Invisalign oder Brackets?

Hallo,

ich benötige im "greisen" Alter von 34 Jahren abermals eine Zahnspange... die Kieferorthopädin, bei der ich als Kind war, hat wohl ziemlichen Mist gebaut. (Durch Daumenlutschen vorstehende Schneidezähne so weit zurückkorrigiert, dass sie viel zu steil standen/stehen --- > Deckbiss --- > seit einigen Jahren "Wanderung"/Drehung eines unteren Schneidezahns in Richtung Zunge durch den falschen Aufbiss vorne, andere Zähne fangen jetzt an nachzurutschen.)

So, nun hat mir der von meinem Zahnarzt empfohlene KFO die diversen Methoden erklärt. Infrage kommen: Invisalign, Brackets (herkömmlich oder Keramik), Lingualspange. Die Letzte wäre die mit Abstand Teuerste, von der er mir aber ohnehin abrät. Metallbrackets kommen für mich nicht infrage, bleiben also Keramikbrackets oder Invisalign, wobei die Brackets etwa 1000 Euro günstiger kämen.

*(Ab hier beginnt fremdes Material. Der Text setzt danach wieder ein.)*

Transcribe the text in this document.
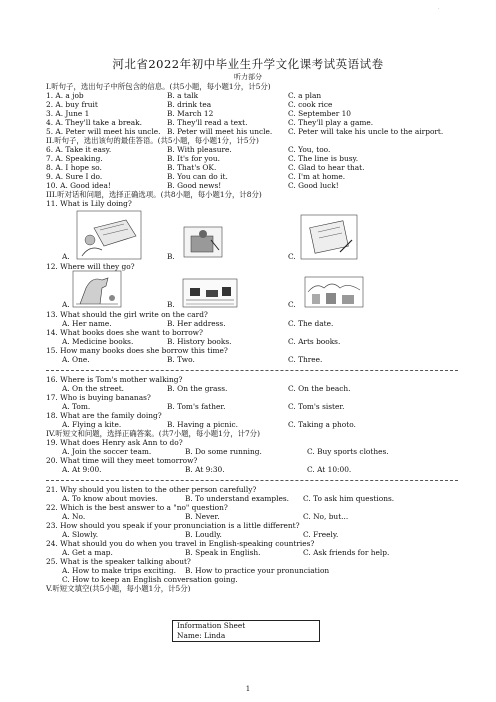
·
河北省2022年初中毕业生升学文化课考试英语试卷
听力部分
I.听句子，选出句子中所包含的信息。(共5小题，每小题1分，计5分)
1. A. a job	B. a talk	C. a plan
2. A. buy fruit	B. drink tea	C. cook rice
3. A. June 1	B. March 12	C. September 10
4. A. They'll take a break.	B. They'll read a text.	C. They'll play a game.
5. A. Peter will meet his uncle. B. Peter will meet his uncle. C. Peter will take his uncle to the airport.
II.听句子，选出该句的最佳答语。(共5小题，每小题1分，计5分)
6. A. Take it easy.	B. With pleasure.	C. You, too.
7. A. Speaking.	B. It's for you.	C. The line is busy.
8. A. I hope so.	B. That's OK.	C. Glad to hear that.
9. A. Sure I do.	B. You can do it.	C. I'm at home.
10. A. Good idea!	B. Good news!	C. Good luck!
III.听对话和问题，选择正确选项。(共8小题，每小题1分，计8分)
11. What is Lily doing?
A.	B.	C.
12. Where will they go?
A.	B.	C.
13. What should the girl write on the card?
A. Her name.	B. Her address.	C. The date.
14. What books does she want to borrow?
A. Medicine books.	B. History books.	C. Arts books.
15. How many books does she borrow this time?
A. One.	B. Two.	C. Three.
16. Where is Tom's mother walking?
A. On the street.	B. On the grass.	C. On the beach.
17. Who is buying bananas?
A. Tom.	B. Tom's father.	C. Tom's sister.
18. What are the family doing?
A. Flying a kite.	B. Having a picnic.	C. Taking a photo.
IV.听短文和问题，选择正确答案。(共7小题，每小题1分，计7分)
19. What does Henry ask Ann to do?
A. Join the soccer team.	B. Do some running.	C. Buy sports clothes.
20. What time will they meet tomorrow?
A. At 9:00.	B. At 9:30.	C. At 10:00.
21. Why should you listen to the other person carefully?
A. To know about movies.	B. To understand examples. C. To ask him questions.
22. Which is the best answer to a "no" question?
A. No.	B. Never.	C. No, but...
23. How should you speak if your pronunciation is a little different?
A. Slowly.	B. Loudly.	C. Freely.
24. What should you do when you travel in English-speaking countries?
A. Get a map.	B. Speak in English.	C. Ask friends for help.
25. What is the speaker talking about?
A. How to make trips exciting. B. How to practice your pronunciation
C. How to keep an English conversation going.
V.听短文填空(共5小题，每小题1分，计5分)
Information Sheet
Name: Linda
1
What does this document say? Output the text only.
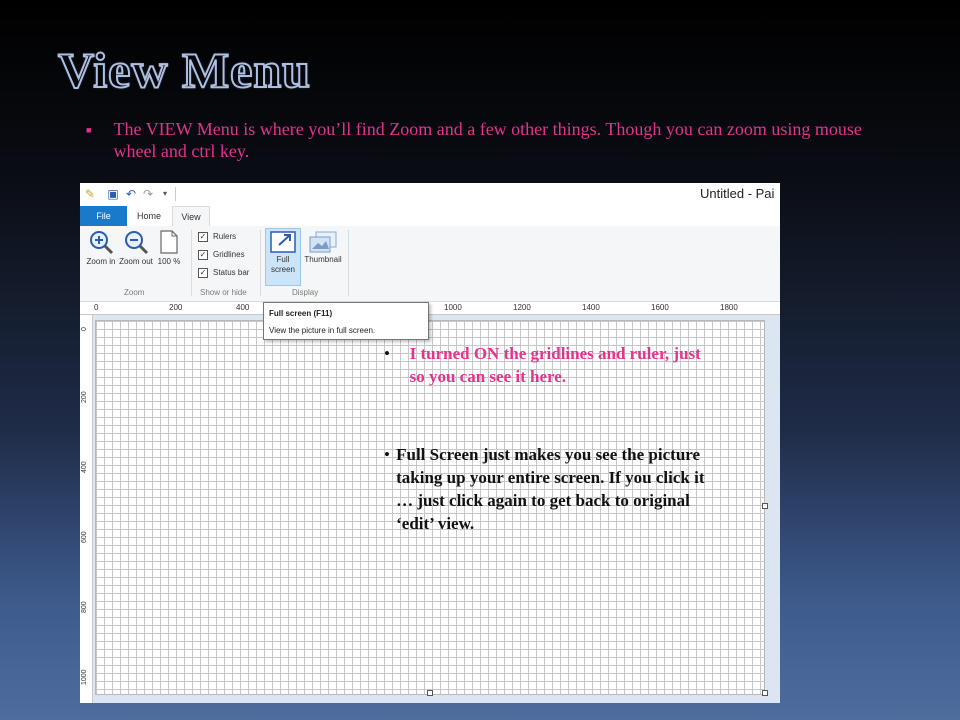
View Menu
■	The VIEW Menu is where you’ll find Zoom and a few other things. Though you can zoom using mouse wheel and ctrl key.
✎ ▣ ↶ ↷	▾	Untitled - Pai
File	Home	View
Zoom in Zoom out 100 %
Zoom
✓ Rulers
✓ Gridlines
✓ Status bar
Show or hide
Full screen
Thumbnail
Display
0	200	400	1000	1200	1400	1600	1800
0
200
400
600
800
1000
Full screen (F11)
View the picture in full screen.
•	I turned ON the gridlines and ruler, just so you can see it here.
• Full Screen just makes you see the picture taking up your entire screen. If you click it … just click again to get back to original ‘edit’ view.
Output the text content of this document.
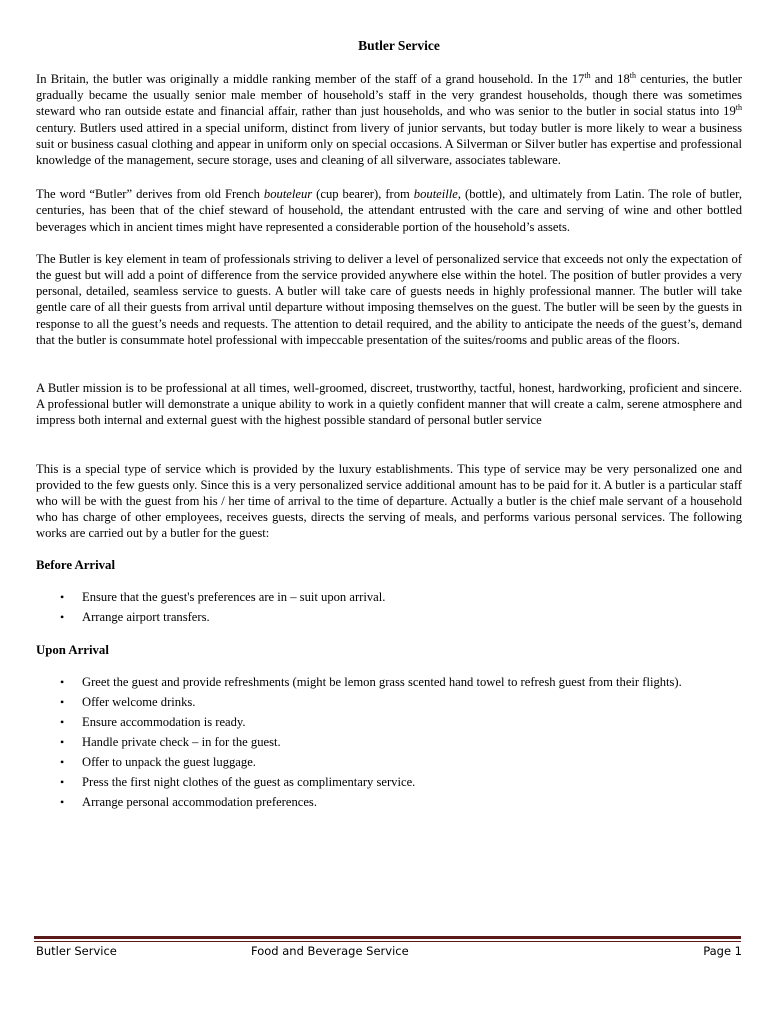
Butler Service

In Britain, the butler was originally a middle ranking member of the staff of a grand household. In the 17th and 18th centuries, the butler gradually became the usually senior male member of household’s staff in the very grandest households, though there was sometimes steward who ran outside estate and financial affair, rather than just households, and who was senior to the butler in social status into 19th century. Butlers used attired in a special uniform, distinct from livery of junior servants, but today butler is more likely to wear a business suit or business casual clothing and appear in uniform only on special occasions. A Silverman or Silver butler has expertise and professional knowledge of the management, secure storage, uses and cleaning of all silverware, associates tableware.

The word “Butler” derives from old French bouteleur (cup bearer), from bouteille, (bottle), and ultimately from Latin. The role of butler, centuries, has been that of the chief steward of household, the attendant entrusted with the care and serving of wine and other bottled beverages which in ancient times might have represented a considerable portion of the household’s assets.

The Butler is key element in team of professionals striving to deliver a level of personalized service that exceeds not only the expectation of the guest but will add a point of difference from the service provided anywhere else within the hotel. The position of butler provides a very personal, detailed, seamless service to guests. A butler will take care of guests needs in highly professional manner. The butler will take gentle care of all their guests from arrival until departure without imposing themselves on the guest. The butler will be seen by the guests in response to all the guest’s needs and requests. The attention to detail required, and the ability to anticipate the needs of the guest’s, demand that the butler is consummate hotel professional with impeccable presentation of the suites/rooms and public areas of the floors.

A Butler mission is to be professional at all times, well-groomed, discreet, trustworthy, tactful, honest, hardworking, proficient and sincere. A professional butler will demonstrate a unique ability to work in a quietly confident manner that will create a calm, serene atmosphere and impress both internal and external guest with the highest possible standard of personal butler service

This is a special type of service which is provided by the luxury establishments. This type of service may be very personalized one and provided to the few guests only. Since this is a very personalized service additional amount has to be paid for it. A butler is a particular staff who will be with the guest from his / her time of arrival to the time of departure. Actually a butler is the chief male servant of a household who has charge of other employees, receives guests, directs the serving of meals, and performs various personal services. The following works are carried out by a butler for the guest:

Before Arrival
• Ensure that the guest's preferences are in – suit upon arrival.
• Arrange airport transfers.
Upon Arrival
• Greet the guest and provide refreshments (might be lemon grass scented hand towel to refresh guest from their flights).
• Offer welcome drinks.
• Ensure accommodation is ready.
• Handle private check – in for the guest.
• Offer to unpack the guest luggage.
• Press the first night clothes of the guest as complimentary service.
• Arrange personal accommodation preferences.
Butler Service	Food and Beverage Service	Page 1
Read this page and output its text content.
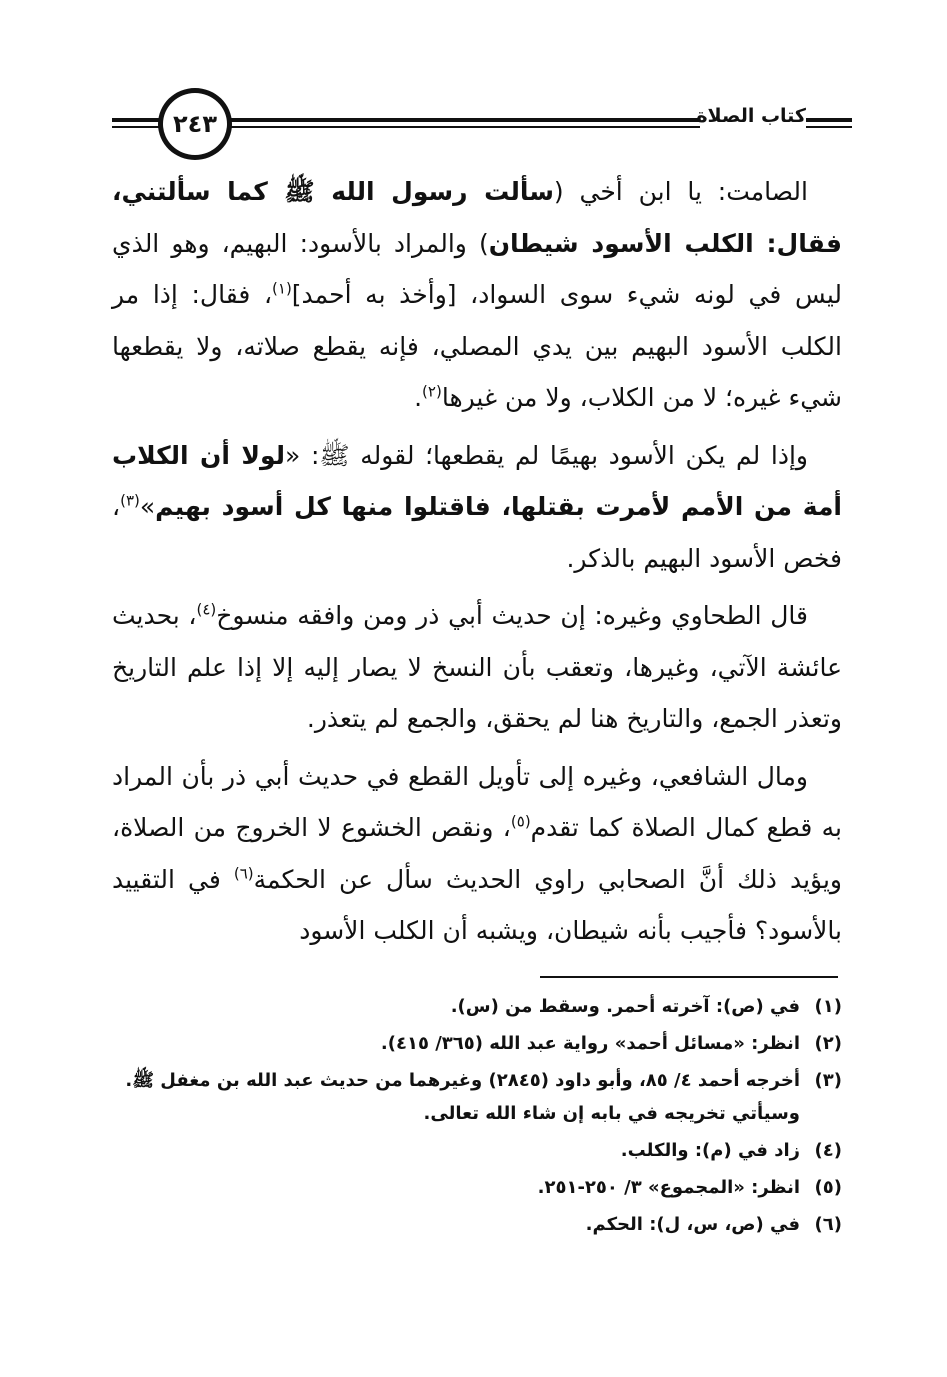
٢٤٣	كتاب الصلاة

الصامت: يا ابن أخي (سألت رسول الله ﷺ كما سألتني، فقال: الكلب الأسود شيطان) والمراد بالأسود: البهيم، وهو الذي ليس في لونه شيء سوى السواد، [وأخذ به أحمد]$^{(١)}$، فقال: إذا مر الكلب الأسود البهيم بين يدي المصلي، فإنه يقطع صلاته، ولا يقطعها شيء غيره؛ لا من الكلاب، ولا من غيرها$^{(٢)}$.

وإذا لم يكن الأسود بهيمًا لم يقطعها؛ لقوله ﷺ: «لولا أن الكلاب أمة من الأمم لأمرت بقتلها، فاقتلوا منها كل أسود بهيم»$^{(٣)}$، فخص الأسود البهيم بالذكر.

قال الطحاوي وغيره: إن حديث أبي ذر ومن وافقه منسوخ$^{(٤)}$، بحديث عائشة الآتي، وغيرها، وتعقب بأن النسخ لا يصار إليه إلا إذا علم التاريخ وتعذر الجمع، والتاريخ هنا لم يحقق، والجمع لم يتعذر.

ومال الشافعي، وغيره إلى تأويل القطع في حديث أبي ذر بأن المراد به قطع كمال الصلاة كما تقدم$^{(٥)}$، ونقص الخشوع لا الخروج من الصلاة، ويؤيد ذلك أنَّ الصحابي راوي الحديث سأل عن الحكمة$^{(٦)}$ في التقييد بالأسود؟ فأجيب بأنه شيطان، ويشبه أن الكلب الأسود

(١)
في (ص): آخرته أحمر. وسقط من (س).
(٢)
انظر: «مسائل أحمد» رواية عبد الله (٣٦٥/ ٤١٥).
(٣)
أخرجه أحمد ٤/ ٨٥، وأبو داود (٢٨٤٥) وغيرهما من حديث عبد الله بن مغفل ﷺ. وسيأتي تخريجه في بابه إن شاء الله تعالى.
(٤)
زاد في (م): والكلب.
(٥)
انظر: «المجموع» ٣/ ٢٥٠-٢٥١.
(٦)
في (ص، س، ل): الحكم.
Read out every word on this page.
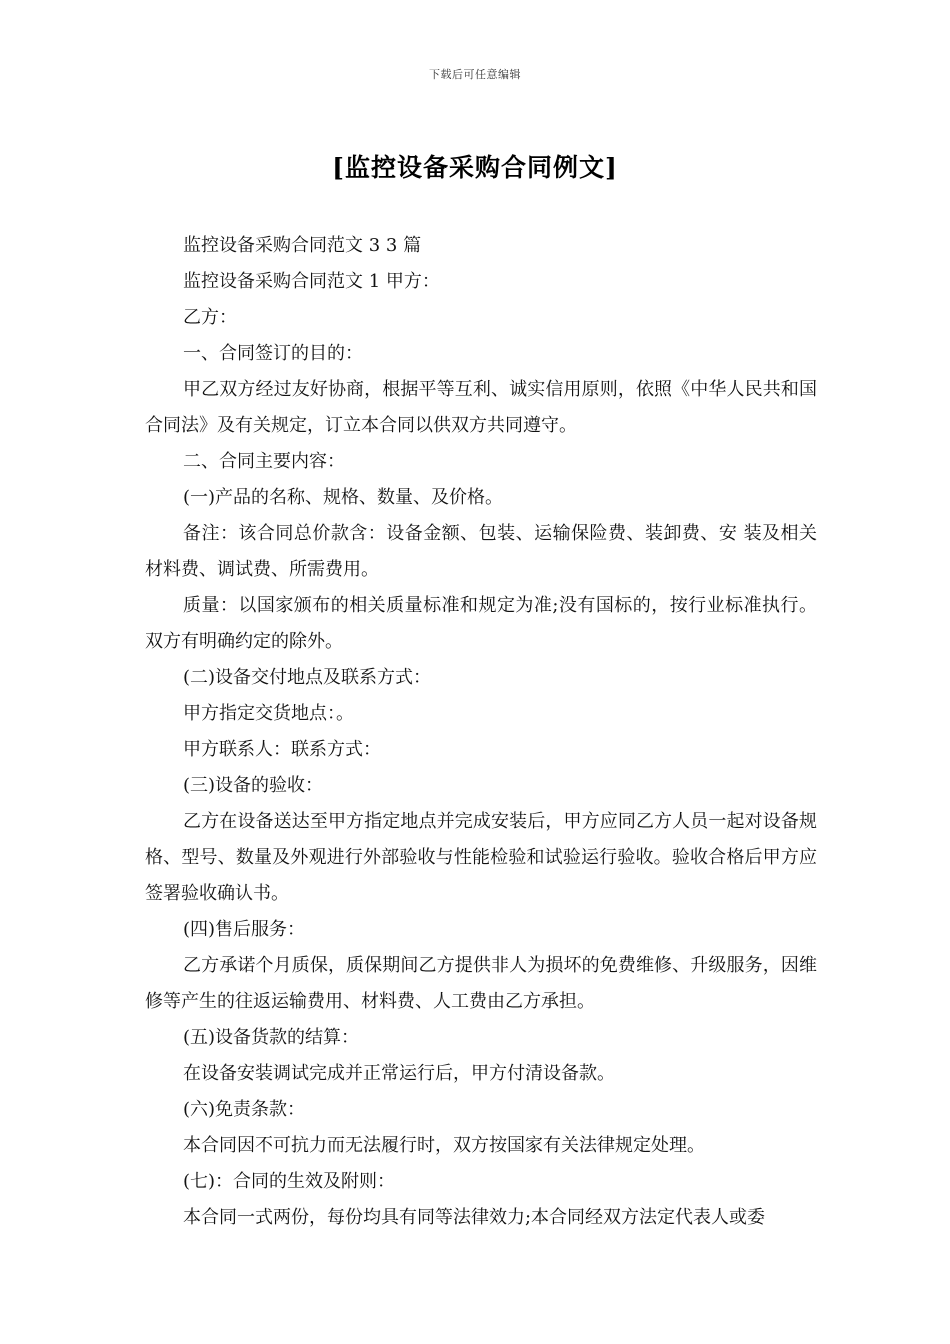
下载后可任意编辑
[监控设备采购合同例文]

监控设备采购合同范文 3 3 篇

监控设备采购合同范文 1 甲方：

乙方：

一、合同签订的目的：

甲乙双方经过友好协商，根据平等互利、诚实信用原则，依照《中华人民共和国合同法》及有关规定，订立本合同以供双方共同遵守。

二、合同主要内容：

(一)产品的名称、规格、数量、及价格。

备注：该合同总价款含：设备金额、包装、运输保险费、装卸费、安 装及相关材料费、调试费、所需费用。

质量：以国家颁布的相关质量标准和规定为准;没有国标的，按行业标准执行。双方有明确约定的除外。

(二)设备交付地点及联系方式：

甲方指定交货地点：。

甲方联系人：联系方式：

(三)设备的验收：

乙方在设备送达至甲方指定地点并完成安装后，甲方应同乙方人员一起对设备规格、型号、数量及外观进行外部验收与性能检验和试验运行验收。验收合格后甲方应签署验收确认书。

(四)售后服务：

乙方承诺个月质保，质保期间乙方提供非人为损坏的免费维修、升级服务，因维修等产生的往返运输费用、材料费、人工费由乙方承担。

(五)设备货款的结算：

在设备安装调试完成并正常运行后，甲方付清设备款。

(六)免责条款：

本合同因不可抗力而无法履行时，双方按国家有关法律规定处理。

(七)：合同的生效及附则：

本合同一式两份，每份均具有同等法律效力;本合同经双方法定代表人或委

Ich war heute für die "allgemeinen" Abdrücke und Röntgenbilder in der Praxis und bis eben noch sehr überzeugt von Invisalign. Dann aber habe ich mich im Internet eingehender informiert und jetzt kommen mir immer mehr Zweifel, ob ich nicht morgen in der Praxis anrufen und das Ganze doch noch auf Brackets "umbuchen" soll

1.) Die Invisalign-Behandlung ist mit 7000 Euro schon sehr teuer. Das an sich wäre für mich ok, ABER: Laut diversen Infos, die ich online gefunden habe, reicht es aus, dass während der Behandlung (12 Monate) mal eine Füllung erneuert werden muss, und schon ist alles hinfällig, weil die Aligner nicht mehr passen und man darf das Geld nochmal löhnen, da dann alles von vorne losgeht mit neuen Abdrücken, neuem Behandlungsplan, neuen Alignern etc. Das wäre die absolute Katastrophe und darf auf gar keinen Fall passieren... ! Mit Brackets besteht diese Gefahr vermutlich nicht? (Ich habe nur sehr wenige Füllungen, aber bekanntlich ist der Teufel ein Eichhörnchen und mir ist schon einmal ausgerechnet in Ägypten eine rausgefallen.) Will sagen, ich bin ein ziemlicher Pechvogel und hätte aufgrund dessen wohl keine ruhige Minute während der Behandlung, wenn dem wirklich so sein sollte, dass dann alles hinfällig und das Geld futsch ist... Es kann ja IMMER passieren, dass von den drei kleinen Füllungen mal eine rausfällt.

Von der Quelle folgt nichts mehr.